In-depth understanding of the T-cell response to the COVID-19 causative agent may improve the accuracy of existing testing paradigms, and potentially provide an assessment of immunity. These immune response data may help to solve two of the key challenges we are facing in the current diagnostic paradigm, namely (1) detection of the virus in infected people who are asymptomatic, and (2) detection of past infections later than serology and in other cases where antibodies are not present.
Additionally, it is possible that identifying and tracking the T-cell response to the virus may provide insight as to the severity of a patient’s illness, the length of any post-infection immunity period, the effect of the infection on individuals with cancer and other conditions conferring higher risk of severity, and the potential efficacy of vaccines in development.
Online Methods
ImmuneRACE experimental cohort and study approval
The ImmuneRACE study is a prospective, single group, multi-cohort, exploratory study of unselected eligible participants exposed to, infected with, or recovering from COVID-19 (NCT04494893). Participants, aged 18 to 89 years and residing in 24 different geographic areas across the United States, were consented and enrolled via a virtual study design.

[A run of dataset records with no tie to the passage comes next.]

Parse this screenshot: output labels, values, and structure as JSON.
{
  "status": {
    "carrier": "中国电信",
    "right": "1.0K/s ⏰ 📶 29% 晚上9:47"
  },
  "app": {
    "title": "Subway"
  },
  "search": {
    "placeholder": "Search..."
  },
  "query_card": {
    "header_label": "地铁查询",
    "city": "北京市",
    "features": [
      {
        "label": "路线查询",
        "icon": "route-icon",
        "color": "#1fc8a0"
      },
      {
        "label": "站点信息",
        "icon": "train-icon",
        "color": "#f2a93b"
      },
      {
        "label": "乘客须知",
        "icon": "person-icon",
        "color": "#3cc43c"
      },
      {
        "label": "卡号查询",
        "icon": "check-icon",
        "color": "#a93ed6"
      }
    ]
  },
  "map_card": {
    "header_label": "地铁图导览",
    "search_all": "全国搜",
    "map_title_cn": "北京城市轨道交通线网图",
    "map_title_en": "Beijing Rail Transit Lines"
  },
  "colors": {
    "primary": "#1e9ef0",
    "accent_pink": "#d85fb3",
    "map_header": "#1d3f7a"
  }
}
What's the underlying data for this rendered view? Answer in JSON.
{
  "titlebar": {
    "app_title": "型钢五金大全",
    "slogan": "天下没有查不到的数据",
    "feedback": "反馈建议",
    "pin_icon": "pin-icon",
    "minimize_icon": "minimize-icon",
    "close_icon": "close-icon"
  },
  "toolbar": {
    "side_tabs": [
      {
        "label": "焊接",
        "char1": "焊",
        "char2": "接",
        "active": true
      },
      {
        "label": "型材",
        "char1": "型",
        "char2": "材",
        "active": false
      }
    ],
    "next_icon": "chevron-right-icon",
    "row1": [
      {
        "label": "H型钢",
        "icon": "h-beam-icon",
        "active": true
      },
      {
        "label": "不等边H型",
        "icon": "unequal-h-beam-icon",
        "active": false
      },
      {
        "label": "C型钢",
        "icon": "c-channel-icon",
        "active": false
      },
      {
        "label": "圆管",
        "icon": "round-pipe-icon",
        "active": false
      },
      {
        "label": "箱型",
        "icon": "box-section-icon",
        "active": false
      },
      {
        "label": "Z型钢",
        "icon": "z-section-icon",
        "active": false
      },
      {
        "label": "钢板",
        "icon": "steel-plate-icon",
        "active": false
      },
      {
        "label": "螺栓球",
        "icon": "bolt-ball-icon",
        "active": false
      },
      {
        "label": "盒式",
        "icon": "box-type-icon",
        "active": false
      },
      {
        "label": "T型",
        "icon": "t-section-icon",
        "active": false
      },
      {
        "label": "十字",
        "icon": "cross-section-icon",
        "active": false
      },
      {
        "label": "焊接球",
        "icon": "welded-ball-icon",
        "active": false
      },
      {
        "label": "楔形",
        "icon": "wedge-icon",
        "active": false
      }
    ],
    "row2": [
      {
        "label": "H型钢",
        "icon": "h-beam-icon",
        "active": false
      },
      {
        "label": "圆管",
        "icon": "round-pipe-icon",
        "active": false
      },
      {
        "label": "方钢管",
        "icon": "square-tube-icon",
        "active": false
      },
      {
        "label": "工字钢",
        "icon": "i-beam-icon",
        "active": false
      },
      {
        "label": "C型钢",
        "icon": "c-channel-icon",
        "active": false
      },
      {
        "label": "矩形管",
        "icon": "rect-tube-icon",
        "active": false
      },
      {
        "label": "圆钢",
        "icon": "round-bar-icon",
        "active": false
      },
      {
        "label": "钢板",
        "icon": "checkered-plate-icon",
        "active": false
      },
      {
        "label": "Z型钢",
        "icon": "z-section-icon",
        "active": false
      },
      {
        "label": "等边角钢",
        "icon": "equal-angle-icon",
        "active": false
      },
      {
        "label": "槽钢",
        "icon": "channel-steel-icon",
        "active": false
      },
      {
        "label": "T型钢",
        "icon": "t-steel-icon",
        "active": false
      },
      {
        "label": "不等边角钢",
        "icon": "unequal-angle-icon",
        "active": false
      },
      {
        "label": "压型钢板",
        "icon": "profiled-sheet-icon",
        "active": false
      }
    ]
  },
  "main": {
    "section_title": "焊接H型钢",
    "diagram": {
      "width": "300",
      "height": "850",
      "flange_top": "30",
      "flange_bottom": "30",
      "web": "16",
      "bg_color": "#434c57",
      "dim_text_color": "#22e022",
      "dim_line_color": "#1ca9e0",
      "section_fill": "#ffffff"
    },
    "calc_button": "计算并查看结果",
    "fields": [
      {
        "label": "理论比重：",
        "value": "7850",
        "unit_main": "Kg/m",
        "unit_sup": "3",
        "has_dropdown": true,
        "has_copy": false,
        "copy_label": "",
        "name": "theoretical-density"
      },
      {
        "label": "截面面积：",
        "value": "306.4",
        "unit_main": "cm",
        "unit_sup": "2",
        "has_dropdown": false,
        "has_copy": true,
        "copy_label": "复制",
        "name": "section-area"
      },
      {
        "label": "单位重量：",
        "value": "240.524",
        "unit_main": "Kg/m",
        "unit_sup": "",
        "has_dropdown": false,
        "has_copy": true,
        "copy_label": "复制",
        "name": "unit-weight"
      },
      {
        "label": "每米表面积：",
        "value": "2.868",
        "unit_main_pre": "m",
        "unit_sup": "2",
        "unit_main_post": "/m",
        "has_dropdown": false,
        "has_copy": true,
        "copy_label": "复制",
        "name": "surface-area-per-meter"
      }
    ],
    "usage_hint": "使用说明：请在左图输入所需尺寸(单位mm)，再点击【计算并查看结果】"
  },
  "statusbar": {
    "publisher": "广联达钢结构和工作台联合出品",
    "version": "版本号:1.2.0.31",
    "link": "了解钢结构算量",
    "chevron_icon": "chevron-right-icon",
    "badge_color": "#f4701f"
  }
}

Cohorting was based on participant-reported clinical history following the completion of both a screening survey and study questionnaire.
Cohort 1 included participants exposed within 2 weeks of study entry to someone with a confirmed COVID-19 diagnosis, either based on positive PCR testing or clinician diagnosis. Cohort 2 participants included those clinically diagnosed by a physician or with positive laboratory confirmation of active SARS-CoV-2 infection via PCR testing. Cohort 3 included participants previously diagnosed with COVID-19 disease who have been deemed recovered based on two consecutive negative nasopharyngeal or oropharyngeal (NP/OP) PCR tests, clearance by a healthcare professional, or the resolution of symptoms related to their initial COVID-19 diagnosis. The ImmuneRACE study was approved by Western Institutional Review Board (WIRB reference number 1–1281891- 1, Protocol ADAP-006). All participants were consented for sample collection and metadata use via electronic informed consent processes.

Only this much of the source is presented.